The tissue cultures utilized in these experiments consisted of two main cell types, myofibers and fibroblasts. Lowe et al.(44) reported that fibroblasts are capable of synthesizing IGF-1 in vivo. Our experiments using enriched myofiber or confluent fibroblast cultures showed that both cell types are capable of releasing IGF-1. Whereas in mouse primary skeletal muscle cultures the muscle cells produce greater amounts of IGF-1 than fibroblasts(11) , the avian fibroblasts released greater amounts of IGF-1 than the enriched myofiber cultures on a microgram cellular protein basis. But, since 80-90% of the cellular protein in the mixed avian muscle cultures utilized in this study arises from skeletal myofibers(30) , the production of IGF-1 by the myofibers in these cultures on a microgram cell protein basis constitutes the major part of total IGF-1 release. It is difficult, however, to determine the exact contribution of each cell type in the mixed cultures since the two cell types appear to interact in regulating total IGF-1 efflux in a complex manner when co-cultured (Fig. 7), as found previously for the regulation of total protein degradation in the two cell types(45) . IGF-1 secretion in mixed cultures was less than in either cell type alone, indicating some form of feedback inhibition when the two cell types are cultured together.
IGF-1 secreted from cultured skeletal muscle cells can be
considered an important autocrine factor. Our experiments showed that
protein synthesis rates are significantly reduced in the muscle cells
when incubated in the presence of anti-IGF-1 antibody. Similarly,
[H]thymidine uptake in fetal rat myoblasts was
blocked when these cells were incubated with a monoclonal antibody
against human somatomedin(12) . Locally produced IGF-1
therefore plays an important role in the maintenance of tissue-cultured
skeletal muscle cells due to its effects on anabolic processes.
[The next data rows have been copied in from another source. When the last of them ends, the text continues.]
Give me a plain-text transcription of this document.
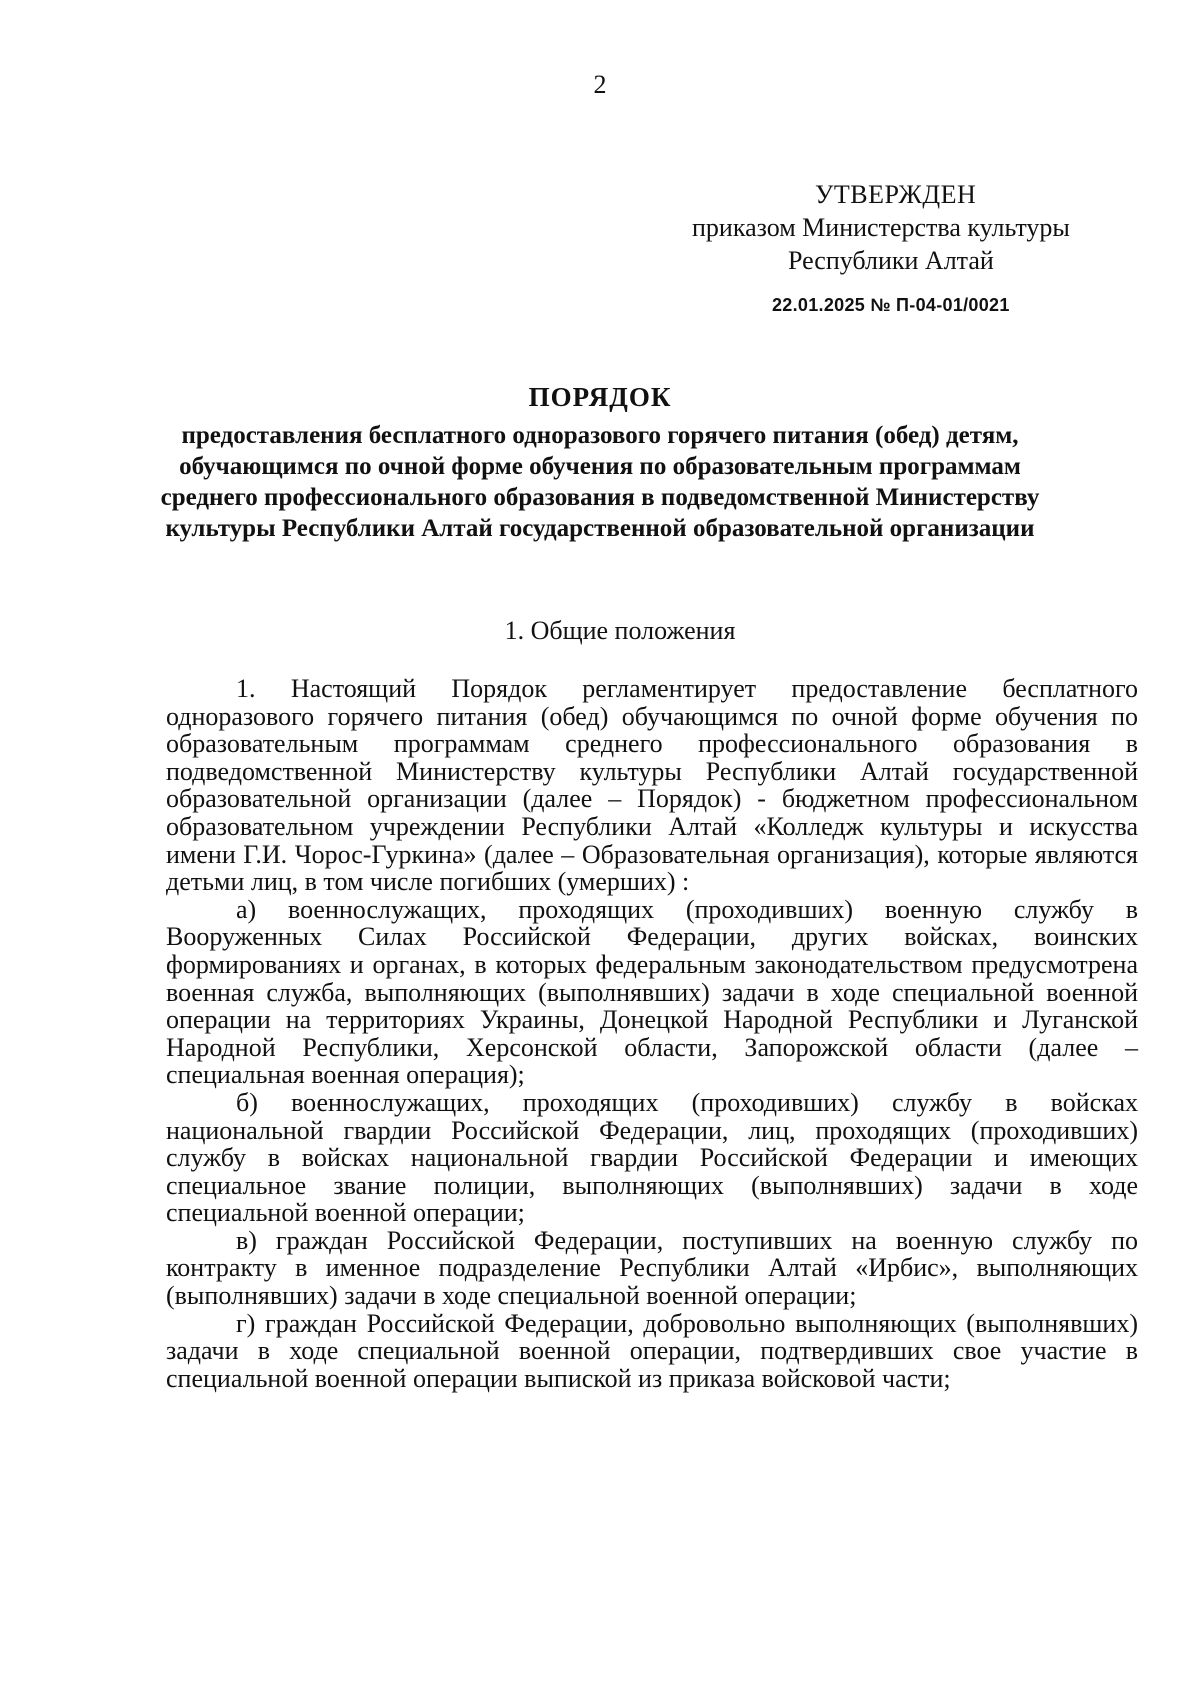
2
УТВЕРЖДЕН
приказом Министерства культуры
Республики Алтай
22.01.2025 № П-04-01/0021
ПОРЯДОК
предоставления бесплатного одноразового горячего питания (обед) детям, обучающимся по очной форме обучения по образовательным программам среднего профессионального образования в подведомственной Министерству культуры Республики Алтай государственной образовательной организации
1. Общие положения

1. Настоящий Порядок регламентирует предоставление бесплатного одноразового горячего питания (обед) обучающимся по очной форме обучения по образовательным программам среднего профессионального образования в подведомственной Министерству культуры Республики Алтай государственной образовательной организации (далее – Порядок) - бюджетном профессиональном образовательном учреждении Республики Алтай «Колледж культуры и искусства имени Г.И. Чорос-Гуркина» (далее – Образовательная организация), которые являются детьми лиц, в том числе погибших (умерших) :

а) военнослужащих, проходящих (проходивших) военную службу в Вооруженных Силах Российской Федерации, других войсках, воинских формированиях и органах, в которых федеральным законодательством предусмотрена военная служба, выполняющих (выполнявших) задачи в ходе специальной военной операции на территориях Украины, Донецкой Народной Республики и Луганской Народной Республики, Херсонской области, Запорожской области (далее – специальная военная операция);

б) военнослужащих, проходящих (проходивших) службу в войсках национальной гвардии Российской Федерации, лиц, проходящих (проходивших) службу в войсках национальной гвардии Российской Федерации и имеющих специальное звание полиции, выполняющих (выполнявших) задачи в ходе специальной военной операции;

в) граждан Российской Федерации, поступивших на военную службу по контракту в именное подразделение Республики Алтай «Ирбис», выполняющих (выполнявших) задачи в ходе специальной военной операции;

г) граждан Российской Федерации, добровольно выполняющих (выполнявших) задачи в ходе специальной военной операции, подтвердивших свое участие в специальной военной операции выпиской из приказа войсковой части;
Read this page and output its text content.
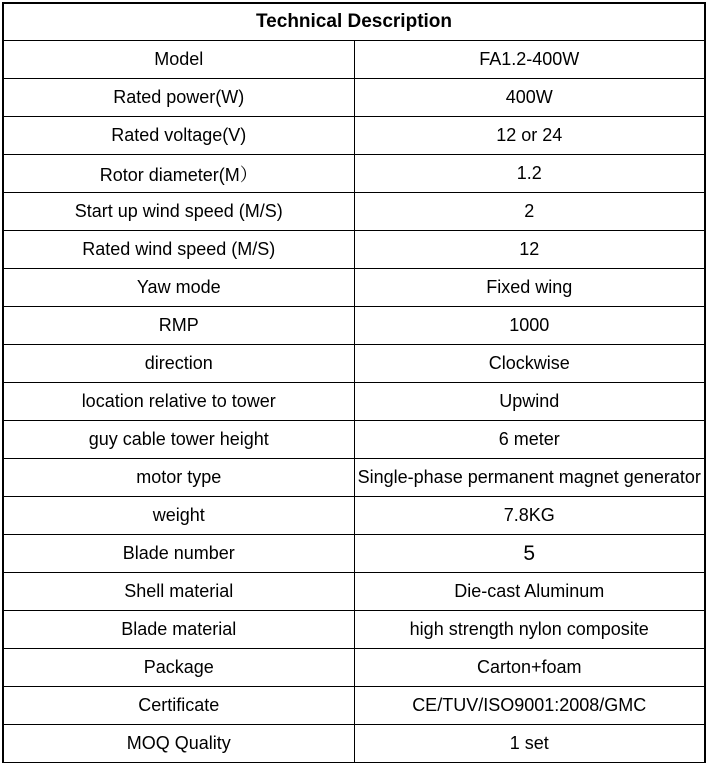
Technical Description	
Model	FA1.2-400W
Rated power(W)	400W
Rated voltage(V)	12 or 24
Rotor diameter(M）	1.2
Start up wind speed (M/S)	2
Rated wind speed (M/S)	12
Yaw mode	Fixed wing
RMP	1000
direction	Clockwise
location relative to tower	Upwind
guy cable tower height	6 meter
motor type	Single-phase permanent magnet generator
weight	7.8KG
Blade number	5
Shell material	Die-cast Aluminum
Blade material	high strength nylon composite
Package	Carton+foam
Certificate	CE/TUV/ISO9001:2008/GMC
MOQ Quality	1 set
In summary, this paper shows that IGF-1 and IGF binding proteins are released from differentiated avian pectoralis muscle cell cultures, and that the long-term in vitro release of these proteins from the muscle cells is not significantly stimulated by stretch. Stretch-induced myofiber hypertrophy in cultured skeletal muscle cells may involve the short-term increase in IGF-1 secretion, changes in IGF-1 receptors, or a non-IGF-1-related mechanism. In addition, significant collagen-induced IGF-1 and IGF binding protein release from the differentiated muscle cells occurs in vitro. Further studies are needed to examine the mechanisms leading to collagen-induced IGF-1 and IGF binding protein synthesis and/or release from skeletal muscle cells.